Tracing flows, and debugging in layer 2 networks is difficult, as there exists no standardized, widely-implemented protocol for tracing packets as they go from layer 2 hop-to-hop. In complex, multi-hop networks there exist tens, if not hundreds of potential paths that a specific flow can take. By utilizing layer 3 techniques like traceroute, you can easily determine which interfaces, and links are potentially flawed.

What’s wrong with Layer 3 networks?

One of the primary critiques of layer 3 networks is the mobility of well-known IP addresses. Well-known IPs, like gateways, edge load balancers, DNS servers, and infrastructure components are typically moved around the network using technologies like VRRP, Heartbeat, Keepalived, and Pacemaker. They then flood the network with a gracious arp to push the new location of the endpoint to the network. Unfortunately, in layer 3 networks, machines cannot move IPs to other network segments without a signaling protocol like BGP, and unfortunately, most machines are not capable of announcing IPs.

Although ToR availability is fairly good in most networks, according to the review that Microsoft Research conducted (http://research.microsoft.com/en-us/um/people/navendu/papers/sigcomm11netwiser.pdf), it’s convenient to be in an environment where you can still do maintenance on ToRs, even in the case where the application isn’t build for environments where the network can be temporarily partitioned. Host high availability is a well-understood problem in layer 2 networks. The approach is to typically used is to put two network adapters in the same layer 2 broadcast domain, and then rely on a failure detector like arp-based ping in order to determine if the adapter has gateway reachability. When a link is detected to be down, the IP is moved to the other adapter. Unfortunately, due to the same problem as host mobility, this is impossible, as there exists no ubiquitously deployed host mobility protocol.

Segregation in layer 2 networks is typically implemented using firewalls or ACLs at the gateway. Without the usage of a complex addressing scheme (should we talk about the complex addressing scheme?), rule counts can quickly grow exponentially, and exhaust the ACL limits of commodity hardware. Without VLANs, traditional segregation becomes difficult without choke points, and end-to-end network segregation.


Given what we give up when moving to a layer 3 design, the question is often asked, “How do build it?” and it is quickly followed up with “Is it worth it?” It is possible to build layer 3 networks with nearly all of the features of layer 2 networks on top of commodity technologies.


The simplest approach to segregation is effectively mirroring the approach used in layer 2 networks — Virtual Routing & Forwarding, also known as VRFs. The approach is to put map every zone to a VRF, and then use PBR plus route-leaking to selectively forward traffic between VRFs. This approach is doable on commodity hardware such as Juniper’s QFX5100, Trident II-based switch. VRFs are extendable between two nodes by utilizing trunk-configurations, and multiple BGP adjacencies. Due to the high-replication factor of the FIB, and RIB, it can quickly exhaust the resources available on most commodity switches. If the number of zones is relatively high, this method can quickly become problematic.

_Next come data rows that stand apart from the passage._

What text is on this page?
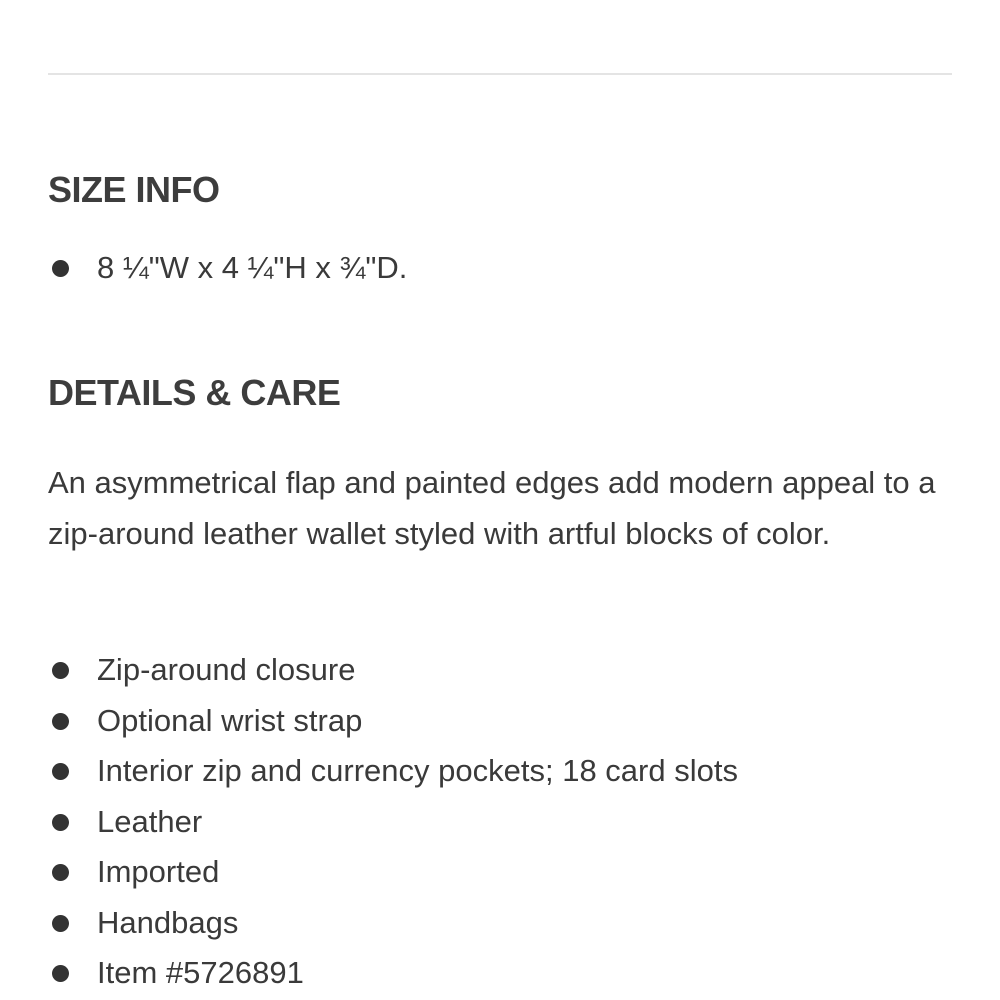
SIZE INFO
8 ¼"W x 4 ¼"H x ¾"D.
DETAILS & CARE

An asymmetrical flap and painted edges add modern appeal to a zip-around leather wallet styled with artful blocks of color.

Zip-around closure
Optional wrist strap
Interior zip and currency pockets; 18 card slots
Leather
Imported
Handbags
Item #5726891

Every IP packet has 6-bits that typically stand unused. These bits are the differentiated services code point (DSCP) tag. Typically, they are used to mark packets to be handled for a specific QoS class. In most modern networks, DSCP isn’t actually needed, or there are few actual DSCP classes that need to be used. On ingress to the fabric, traffic can be marked with one of 63-code points, as one is needed to be reserved for control plane traffic. These DSCP code-points can be mapped to security zones, as well as being mapped to their own queues for traffic segregation. ACLs are applied on egress edge, and given a specific host, they only need to check the origin DSCP tag. This approach is doable on commodity hardware, such as Juniper’s QFX5100. Several downsides exist here. The upper-bound of the number of security zones is limited by 63-bits. The complexity of such a setup, and debugging is non-trivial. Lastly, packet must make it all the way to the ultimate hop before being filtered, as the origin, and intermediary hops do not know about the destination port that the packet will land upon.

Overlays are in vogue right now. With technologies like VxLAN, NVGRE, and OTV becoming ubiquitous for layer 2 overlays, there are still technologies that are applicable to layer 3. Unfortunately, most network OS vendors do not expose the layer 3 overlay capabilities of their switches. Though, technologies in development like E-VPN will allow you to use a variety of encapsulation protocols on the edge of your fabric to enable overlays. This allows for service-provider style configurations, while seamlessly leveraging existing technologies like MPLS, and enable the familiar concept of PEs to ToRs. Although overlays are a promise for the future, and in the capability set of the underlying chipsets, like Trident II, most vendors still don’t have support for layer 3 overlays.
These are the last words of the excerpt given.